Ces initiatives s’inscrivent dans une politique plus large initiée par le gouvernement visant à réintégrer les actifs confisqués dans le cadre de la lutte contre la corruption au sein du processus de développement national. Au total, 139 unités industrielles confisquées ont été transférées à des institutions publiques suite aux décisions judiciaires définitives y afférentes, représentant un potentiel économique considérable qui avait été gelé pendant plusieurs années dans l’attente de l’issue des procédures judiciaires. En octobre dernier, le Premier ministre Sifi Ghrieb avait réaffirmé la détermination du gouvernement à poursuivre la relance des projets confisqués. « Le gouvernement est déterminé à poursuivre la relance des projets confisqués dans le cadre de la lutte contre la corruption, car il s’agit de l’argent du peuple et les citoyens doivent pouvoir en profiter », avait déclaré le Premier ministre, ajoutant que le gouvernement ne ménagerait aucun effort au service des citoyens et des travailleurs.
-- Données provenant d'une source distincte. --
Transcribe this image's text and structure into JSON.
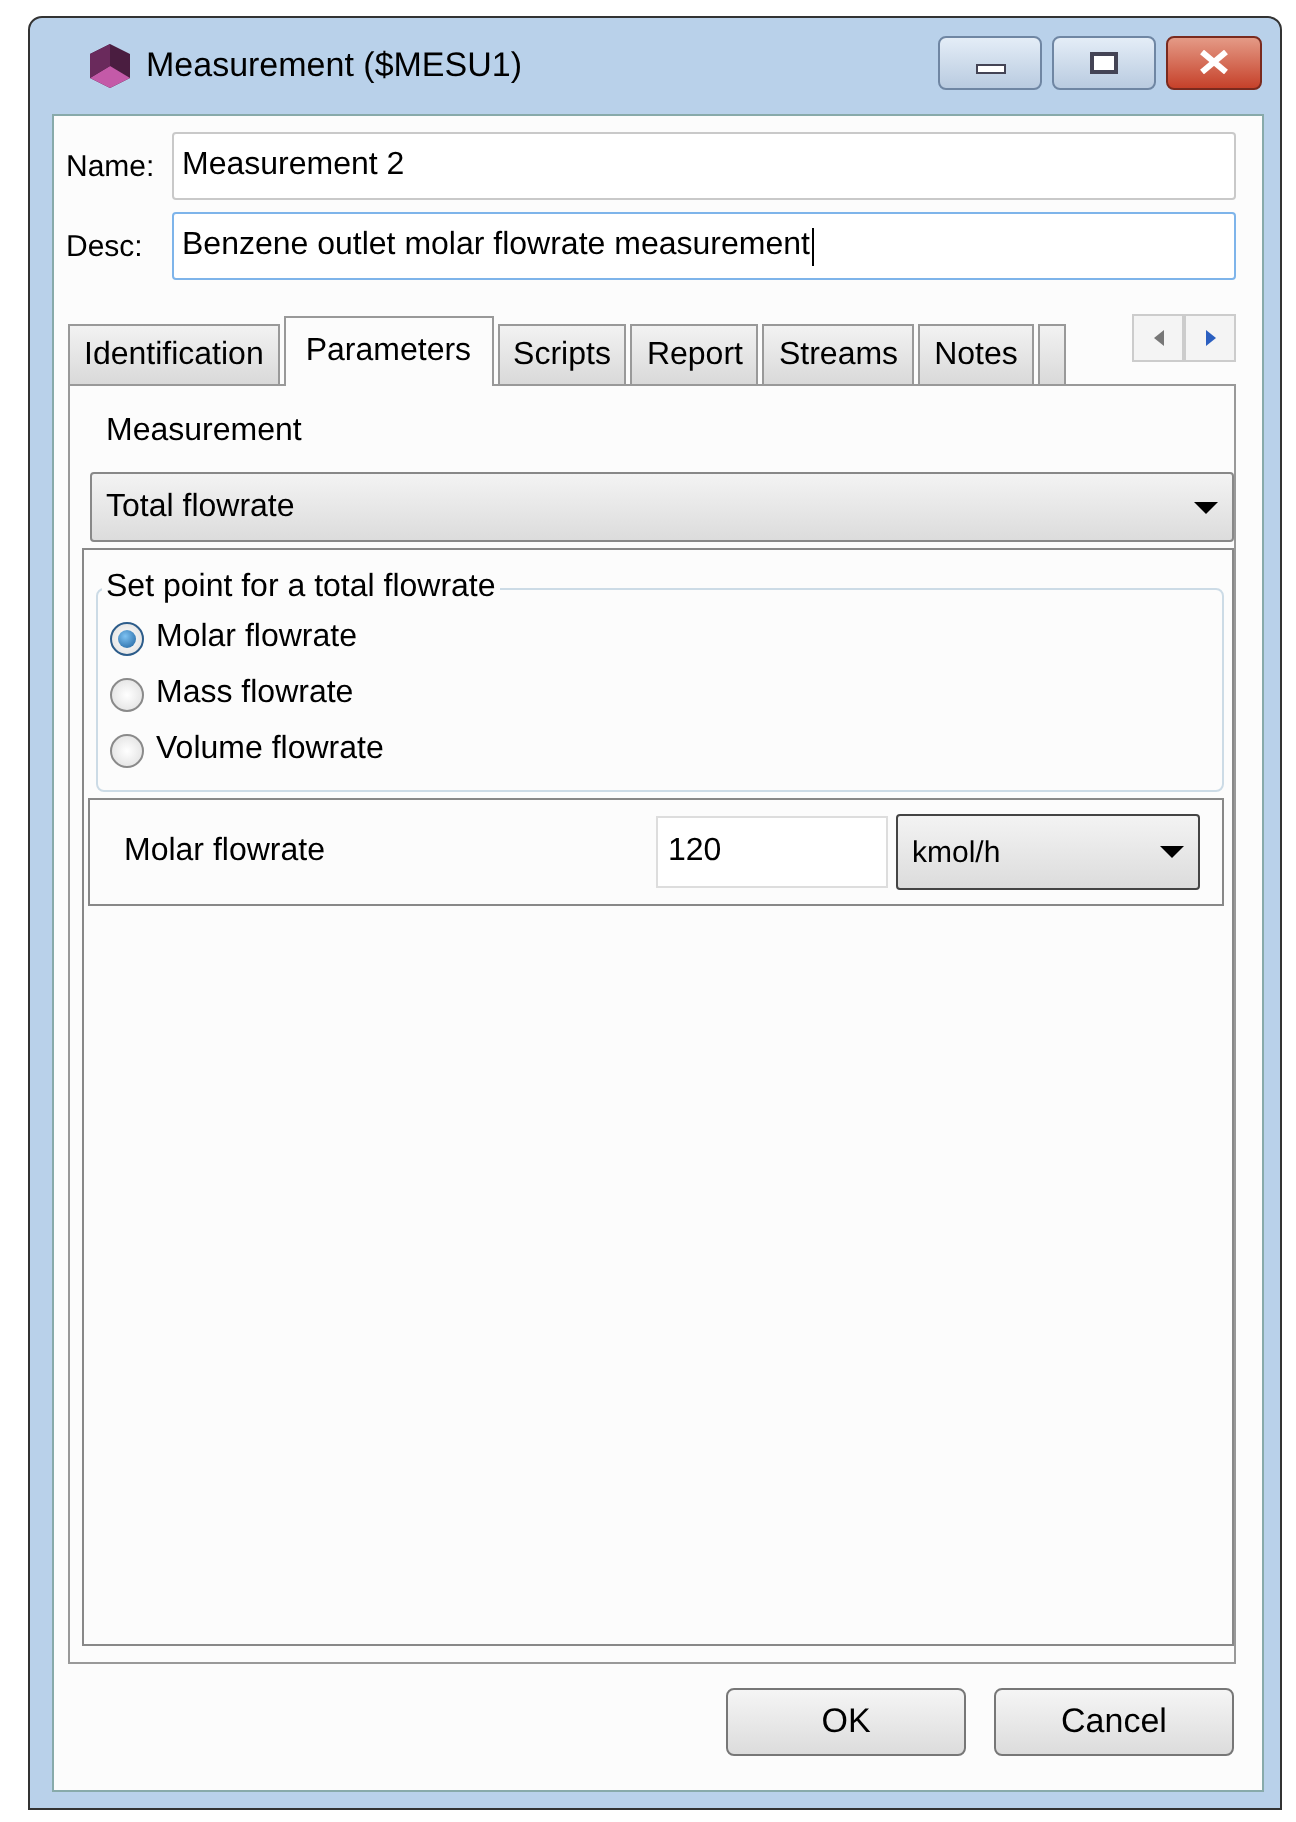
{
  "window": {
    "title": "Measurement ($MESU1)"
  },
  "fields": [
    {
      "label": "Name:",
      "value": "Measurement 2",
      "focused": false
    },
    {
      "label": "Desc:",
      "value": "Benzene outlet molar flowrate measurement",
      "focused": true
    }
  ],
  "tabs": [
    {
      "label": "Identification",
      "selected": false
    },
    {
      "label": "Parameters",
      "selected": true
    },
    {
      "label": "Scripts",
      "selected": false
    },
    {
      "label": "Report",
      "selected": false
    },
    {
      "label": "Streams",
      "selected": false
    },
    {
      "label": "Notes",
      "selected": false
    }
  ],
  "measurement": {
    "label": "Measurement",
    "value": "Total flowrate"
  },
  "setpoint": {
    "title": "Set point for a total flowrate",
    "options": [
      {
        "label": "Molar flowrate",
        "selected": true
      },
      {
        "label": "Mass flowrate",
        "selected": false
      },
      {
        "label": "Volume flowrate",
        "selected": false
      }
    ]
  },
  "flowrate": {
    "label": "Molar flowrate",
    "value": "120",
    "unit": "kmol/h"
  },
  "buttons": [
    "OK",
    "Cancel"
  ]
}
Le Premier ministre avait également souligné que cette démarche visait à créer des emplois et à stimuler l’investissement productif dans un contexte où la diversification de l’économie hors hydrocarbures demeure une priorité nationale. « Aujourd’hui, nous récoltons les fruits des efforts consentis au cours des dernières années conformément aux orientations du président de la République », avait poursuivi Sifi Ghrieb, soulignant que l’étape actuelle marque l’ouverture d’une nouvelle page dans le processus de développement national, à travers la récupération des projets à l’arrêt et leur réintégration dans le cycle économique. Cette politique de réhabilitation des unités confisquées s’inscrit donc dans une vision stratégique de long terme visant à maximiser le retour sur investissement des actifs publics et à renforcer le tissu industriel national.